Wrong. This leads me to another popular quote, “The devil is in the details.” According to STRATMOR data, nearly one in every five borrowers experiences a problem during their loan process and in those cases, the average drop in Net Promoter Score (NPS), which measures advocacy, is 75 points. In essence, that takes a sure-fire raving fan and turns them into someone more likely to badmouth your organization. For the originator, that’s real money leaving their pockets.

Elite originators understand that they need to monitor the loan process closely if they hope to preserve and protect their potential referrals. At the same time, they don’t want another dashboard or another website to log into. To solve for this, you can provide them visibility by way of pushed reporting. And that pushed reporting will ideally give them blueprints for repairing the damage (i.e., a path to improvement) each month. If you’re interested in this strategy, contact me for a consultation.

Monitoring 
How do you make sure the “holes in the walls” don’t return? I’ll tell you this much: No corporate vision-casting or training webinars or town hall meetings will, on their own, create the buy-in needed for long-term change. You must put the power in the hands of the people, starting with your originators.

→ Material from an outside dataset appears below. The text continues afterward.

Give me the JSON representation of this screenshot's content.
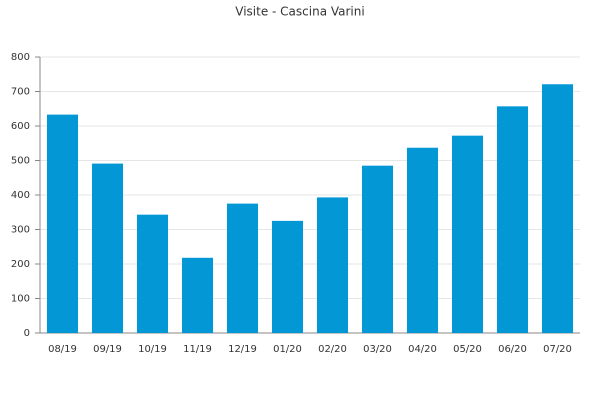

Originators need a compelling “why” if they’re to care about customer experience (and the loan process, specifically) in a way that changes their habits and their behaviors. Give them scorecard reporting that provides recognition via performance badges, competition via company and national rankings, and a path to improvement through comparison with internal and external peers. Make it short and sweet, so it only takes 30 seconds to read each month. If you need help with this, STRATMOR’s MortgageCX program has you covered.

Prescription

Here are three immediate actions you can take to thrive in post-meltdown 2023 mortgage industry:

  1. Find Your “Square One”: Every new journey needs a starting point. Even a GPS won’t do you any good if it doesn’t know your current location. Gather data to determine your baseline and commit to a data-driven plan for improving your customer experience. This may mean calling STRATMOR for help with journey mapping, secret shopping or help designing a deeply insightful customer survey.
  2. Provide Visibility for LOs: When I tell originators that there are seven things that happen in the loan process that will make or break a referral, the first thing they want to know is, “What are they?” The second is, “How can I have visibility of these things so I’m not losing referrals?” Make sure your LOs are seeing results from each and every survey that comes back from one of their borrowers and make sure your survey is covering each of “The Seven Commandments for Optimizing the Customer Experience.”
  3. Consider Cost-Neutral Replacement: You most likely have a survey program, whether in-house or third-party. Is it providing you deep insights into your processes and a path to improvement for your people? What about scorecarding? Peer lender comparison? Reputation management tools? Whatever it’s costing you, consider how that cost might be reallocated to a program like MortgageCX that does all of these things.